Partito Comunista di Grecia:
“Nessuna ingerenza negli affari interni della Bielorussia!”
21 marzo 2006
Un mese prima dello svolgimento delle elezioni presidenziali in Bielorussia, i gruppi popolare, socialista, neoliberale, verde e di “Europa delle nazioni” hanno nuovamente fatto approvare dal Parlamento Europeo una “risoluzione in merito alla situazione in Bielorussia alla vigilia delle elezioni presidenziali del 19 marzo”.

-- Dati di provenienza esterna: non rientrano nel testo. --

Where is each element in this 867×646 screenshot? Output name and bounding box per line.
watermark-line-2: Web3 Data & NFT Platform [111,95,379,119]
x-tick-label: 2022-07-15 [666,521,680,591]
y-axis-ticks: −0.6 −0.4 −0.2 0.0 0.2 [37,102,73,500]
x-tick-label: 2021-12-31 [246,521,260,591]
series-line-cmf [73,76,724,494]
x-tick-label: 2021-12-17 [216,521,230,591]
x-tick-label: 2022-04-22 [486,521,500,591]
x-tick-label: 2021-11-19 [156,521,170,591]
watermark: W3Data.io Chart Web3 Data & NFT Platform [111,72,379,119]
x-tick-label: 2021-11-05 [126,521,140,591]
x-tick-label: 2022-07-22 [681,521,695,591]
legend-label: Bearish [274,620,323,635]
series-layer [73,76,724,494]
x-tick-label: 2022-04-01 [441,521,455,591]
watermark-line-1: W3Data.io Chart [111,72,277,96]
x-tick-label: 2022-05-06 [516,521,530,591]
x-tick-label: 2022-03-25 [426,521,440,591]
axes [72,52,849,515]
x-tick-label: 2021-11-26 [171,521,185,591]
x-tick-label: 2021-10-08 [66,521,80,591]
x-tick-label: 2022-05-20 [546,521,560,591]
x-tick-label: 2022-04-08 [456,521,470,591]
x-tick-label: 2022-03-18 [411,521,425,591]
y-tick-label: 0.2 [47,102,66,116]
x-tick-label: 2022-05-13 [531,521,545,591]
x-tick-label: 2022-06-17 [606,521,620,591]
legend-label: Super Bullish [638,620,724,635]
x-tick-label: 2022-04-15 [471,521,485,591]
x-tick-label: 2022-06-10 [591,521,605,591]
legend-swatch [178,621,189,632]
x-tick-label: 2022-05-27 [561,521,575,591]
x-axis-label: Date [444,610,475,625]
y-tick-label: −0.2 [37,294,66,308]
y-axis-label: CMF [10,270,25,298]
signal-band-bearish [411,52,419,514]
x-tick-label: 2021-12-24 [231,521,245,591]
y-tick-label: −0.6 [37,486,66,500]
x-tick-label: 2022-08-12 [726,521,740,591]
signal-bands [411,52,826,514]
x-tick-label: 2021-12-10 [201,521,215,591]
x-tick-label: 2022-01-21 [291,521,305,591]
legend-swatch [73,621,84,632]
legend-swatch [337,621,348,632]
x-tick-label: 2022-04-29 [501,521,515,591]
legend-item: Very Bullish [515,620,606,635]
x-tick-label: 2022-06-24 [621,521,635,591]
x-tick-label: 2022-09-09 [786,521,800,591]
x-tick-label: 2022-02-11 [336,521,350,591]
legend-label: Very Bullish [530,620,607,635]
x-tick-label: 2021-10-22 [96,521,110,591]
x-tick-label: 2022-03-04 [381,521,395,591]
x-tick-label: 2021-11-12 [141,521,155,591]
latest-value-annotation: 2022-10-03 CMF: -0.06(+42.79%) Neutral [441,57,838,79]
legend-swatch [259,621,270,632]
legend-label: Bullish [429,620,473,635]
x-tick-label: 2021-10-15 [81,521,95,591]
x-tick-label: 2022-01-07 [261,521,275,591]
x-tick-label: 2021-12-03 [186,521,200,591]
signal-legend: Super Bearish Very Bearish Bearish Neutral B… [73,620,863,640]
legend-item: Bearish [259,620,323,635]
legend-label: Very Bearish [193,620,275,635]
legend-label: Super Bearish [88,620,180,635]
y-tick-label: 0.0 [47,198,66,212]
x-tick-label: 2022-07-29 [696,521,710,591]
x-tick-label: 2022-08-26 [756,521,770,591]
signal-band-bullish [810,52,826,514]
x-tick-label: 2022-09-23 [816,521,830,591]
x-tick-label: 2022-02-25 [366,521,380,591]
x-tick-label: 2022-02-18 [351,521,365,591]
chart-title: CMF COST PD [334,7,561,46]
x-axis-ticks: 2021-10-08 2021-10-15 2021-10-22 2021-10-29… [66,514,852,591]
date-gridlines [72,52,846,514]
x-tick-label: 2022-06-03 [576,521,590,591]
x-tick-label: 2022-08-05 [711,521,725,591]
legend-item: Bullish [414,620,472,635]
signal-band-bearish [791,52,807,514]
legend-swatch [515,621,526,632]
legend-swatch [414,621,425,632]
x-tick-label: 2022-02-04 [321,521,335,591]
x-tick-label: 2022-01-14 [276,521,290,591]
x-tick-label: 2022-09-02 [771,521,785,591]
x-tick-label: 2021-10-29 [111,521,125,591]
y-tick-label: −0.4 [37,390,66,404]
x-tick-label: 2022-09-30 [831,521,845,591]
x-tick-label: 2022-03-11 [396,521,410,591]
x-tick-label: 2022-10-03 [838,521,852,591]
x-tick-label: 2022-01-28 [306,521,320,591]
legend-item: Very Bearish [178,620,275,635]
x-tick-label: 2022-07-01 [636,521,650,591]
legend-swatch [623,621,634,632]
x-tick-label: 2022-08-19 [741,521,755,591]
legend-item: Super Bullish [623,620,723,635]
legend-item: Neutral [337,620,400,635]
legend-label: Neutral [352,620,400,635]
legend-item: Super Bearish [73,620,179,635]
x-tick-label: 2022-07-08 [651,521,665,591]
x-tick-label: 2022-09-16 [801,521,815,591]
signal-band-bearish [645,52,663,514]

Questo atto rappresenta un’ingerenza negli affari interni della Bielorussia diretta alla rimozione del suo governo legalmente eletto. Disaccordo rispetto a questa risoluzione è stato espresso a nome del gruppo del Partito Comunista di Grecia (KKE) dall’eurodeputato Tanasis Pafilis, il quale ha dichiarato: “noi votiamo contro la risoluzione ed esprimiamo la nostra solidarietà al popolo della Bielorussia impegnato a respingere gli attacchi imperialisti e a scegliere la propria strada di sviluppo”. Egli ha rilevato che “questa è la sesta risoluzione in un anno e mezzo a caratterizzare il tentativo isterico da parte dell’UE di provocare il rovesciamento del governo di Lukashenko scelto dal popolo della Bielorussia, che non si rassegna a piegare la testa di fronte alla barbarie imperialista”…Ed ha aggiunto che l’UE “ipocritamente considera i tentativi del governo della Bielorussia di limitare l’ingerenza imperialista straniera, come violazioni dei diritti umani”.
“Una sfida”, così ha definito Tanasis Pafilis la posizione in merito alla violazione degli “standard internazionali” da parte della Bielorussia, facendo notare che “i medesimi standard, sempre secondo l’UE, al contrario verrebbero osservati nell’Iraq e nell’Afghanistan occupati!”, ed ha aggiunto che “è abietto parlare di “candidati-favoriti”, quando è noto a tutti che il candidato dell’ “opposizione unita” è stato scelto in presenza dell’ambasciatore americano e degli ambasciatori dei paesi dell’UE”.
Come ha rimarcato il deputato comunista, “l’UE pretende dalle autorità bielorusse la concessione di “pari opportunità” per tutte le forze politiche, nel momento in cui tutti i partiti politici sono liberi, mentre nei “democratici” paesi del Baltico – membri dell’UE – i partiti comunisti sono fuorilegge e il 40% della popolazione non dispone né della cittadinanza né dei diritti politici”.